Były szef izraelskiego kontrwywiadu: premier dąży do wojny z Iranem - nie ufam mu
- Nie ufam obecnemu przywództwu, które musi przeprowadzić nas przez wydarzenia na skalę wojny z Iranem lub regionalnego konfliktu - oświadczył Diskin, który w latach 2005-2011 był szefem kontrwywiadu i agencji bezpieczeństwa wewnętrznego Szin Bet. Na początku marca podobny atak na premiera Benjamina Netanjahu przypuścił były szef Mosadu z lat 2002-2011 Meir Dagan. Dagan już w zeszłym roku powiedział o planie zaatakowania Iranu, że jest to „najgłupsza rzecz, jaką kiedykolwiek słyszał".
Diskin ocenił, że Benjaminem Netanjahu i Ehudem Barakiem kieruje mesjanizm, i oskarżył ich o wprowadzanie w błąd Izraelczyków. - Mówią opinii publicznej, że jeśli Izrael będzie działał, Iran nie zdobędzie broni nuklearnej. To wprowadzanie w błąd. W rzeczywistości wielu ekspertów twierdzi, że izraelski atak przyśpieszy irański program jądrowy - podkreślił. Inny zarzut wobec rządzącej koalicji dotyczył negocjacji z Palestyńczykami. - Zapomnijcie o historiach, które próbują wam sprzedać, że Abu Mazen (palestyński prezydent Mahmud Abbas) nie chce negocjować. Oni nie rozmawiają z Palestyńczykami, bo ten rząd nie jest zainteresowany rozmawianiem z Palestyńczykami. Byłem tam jeszcze do zeszłego roku. Znam tę sytuację z bliska - przekonywał Diskin.

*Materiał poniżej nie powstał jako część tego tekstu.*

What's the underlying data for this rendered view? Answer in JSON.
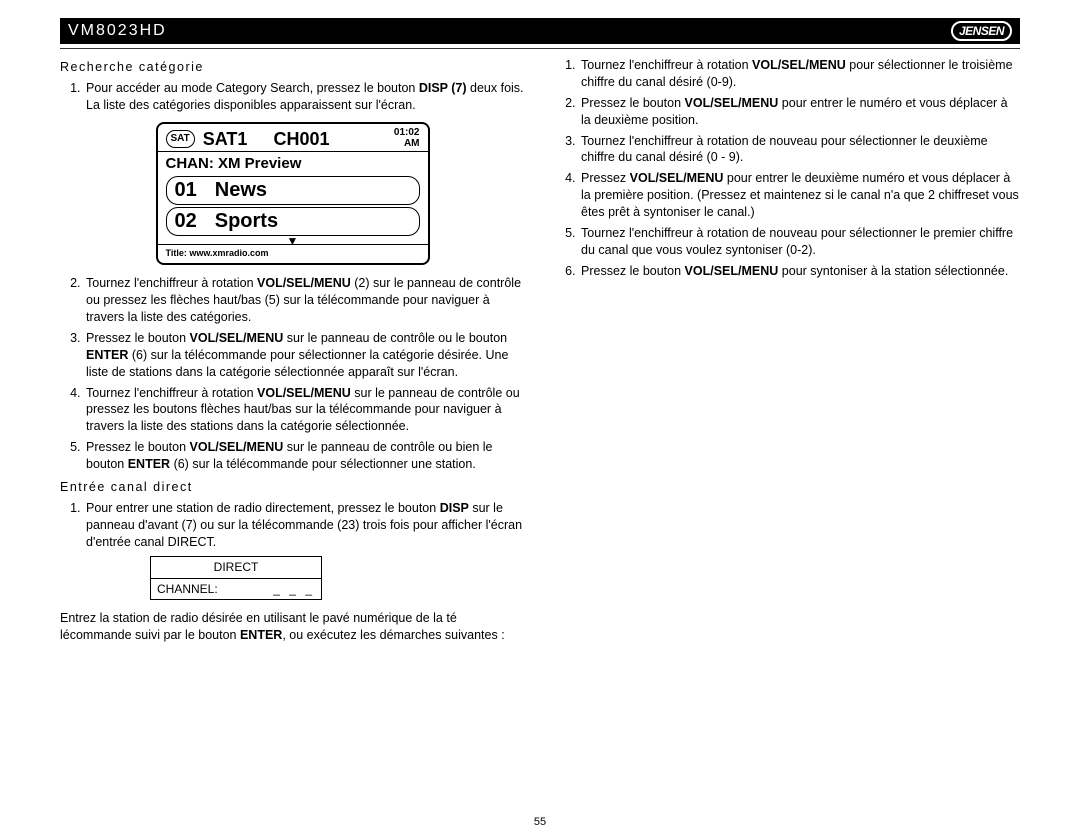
{
  "header": {
    "model": "VM8023HD",
    "brand": "JENSEN"
  },
  "page_number": "55",
  "left": {
    "section1_title": "Recherche catégorie",
    "s1_items": [
      {
        "pre": "Pour accéder au mode Category Search, pressez le bouton ",
        "bold": "DISP (7)",
        "post": " deux fois. La liste des catégories disponibles apparaissent sur l'écran."
      }
    ],
    "sat": {
      "badge": "SAT",
      "sat1": "SAT1",
      "ch": "CH001",
      "time": "01:02",
      "ampm": "AM",
      "chan_line": "CHAN: XM Preview",
      "row1_num": "01",
      "row1_label": "News",
      "row2_num": "02",
      "row2_label": "Sports",
      "footer": "Title: www.xmradio.com"
    },
    "s1_items_b": [
      {
        "pre": "Tournez l'enchiffreur à rotation ",
        "bold": "VOL/SEL/MENU",
        "post": " (2) sur le panneau de contrôle ou pressez les flèches haut/bas (5) sur la télécommande pour naviguer à travers la liste des catégories."
      },
      {
        "pre": "Pressez le bouton ",
        "bold": "VOL/SEL/MENU",
        "mid": " sur le panneau de contrôle ou le bouton ",
        "bold2": "ENTER",
        "post": " (6) sur la télécommande pour sélectionner la catégorie désirée. Une liste de stations dans la catégorie sélectionnée apparaît sur l'écran."
      },
      {
        "pre": "Tournez l'enchiffreur à rotation ",
        "bold": "VOL/SEL/MENU",
        "post": " sur le panneau de contrôle ou pressez les boutons flèches haut/bas sur la télécommande pour naviguer à travers la liste des stations dans la catégorie sélectionnée."
      },
      {
        "pre": "Pressez le bouton ",
        "bold": "VOL/SEL/MENU",
        "mid": " sur le panneau de contrôle ou bien le bouton ",
        "bold2": "ENTER",
        "post": " (6) sur la télécommande pour sélectionner une station."
      }
    ],
    "section2_title": "Entrée canal direct",
    "s2_item1": {
      "pre": "Pour entrer une station de radio directement, pressez le bouton ",
      "bold": "DISP",
      "post": " sur le panneau d'avant (7) ou sur la télécommande (23) trois fois pour afficher l'écran d'entrée canal DIRECT."
    },
    "direct": {
      "top": "DIRECT",
      "label": "CHANNEL:",
      "value": "_ _ _"
    },
    "s2_outro_pre": "Entrez la station de radio désirée en utilisant le pavé numérique de la té lécommande suivi par le bouton ",
    "s2_outro_bold": "ENTER",
    "s2_outro_post": ", ou exécutez les démarches suivantes :"
  },
  "right": {
    "items": [
      {
        "pre": "Tournez l'enchiffreur à rotation ",
        "bold": "VOL/SEL/MENU",
        "post": " pour sélectionner le troisième chiffre du canal désiré (0-9)."
      },
      {
        "pre": "Pressez le bouton ",
        "bold": "VOL/SEL/MENU",
        "post": " pour entrer le numéro et vous déplacer à la deuxième position."
      },
      {
        "pre": "Tournez l'enchiffreur à rotation de nouveau pour sélectionner le deuxième chiffre du canal désiré (0 - 9).",
        "bold": "",
        "post": ""
      },
      {
        "pre": "Pressez ",
        "bold": "VOL/SEL/MENU",
        "post": " pour entrer le deuxième numéro et vous déplacer à la première position. (Pressez et maintenez si le canal n'a que 2 chiffreset vous êtes prêt à syntoniser le canal.)"
      },
      {
        "pre": "Tournez l'enchiffreur à rotation de nouveau pour sélectionner le premier chiffre du canal que vous voulez syntoniser (0-2).",
        "bold": "",
        "post": ""
      },
      {
        "pre": "Pressez le bouton ",
        "bold": "VOL/SEL/MENU",
        "post": " pour syntoniser à la station sélectionnée."
      }
    ]
  }
}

Na krytykę odpowiedzieli doradcy Netanjahu i Baraka, nazywając słowa Diskina „nieodpowiedzialnymi" i „żenującymi”. Ministrowie i członkowie Knesetu z rządzącej partii Likud podkreślili, że Diskin nie powinien mówić w ten sposób, a tego typu uwagi powinien był wygłosić przy drzwiach zamkniętych, gdy sprawował urząd. Izraelska prasa pisze, że zdaniem źródeł zbliżonych do premiera krytyka formułowana pod adresem premiera przez Diskina to wynik frustracji, bo Netanjahu nie mianował go szefem Mosadu, mimo wcześniejszych obietnic.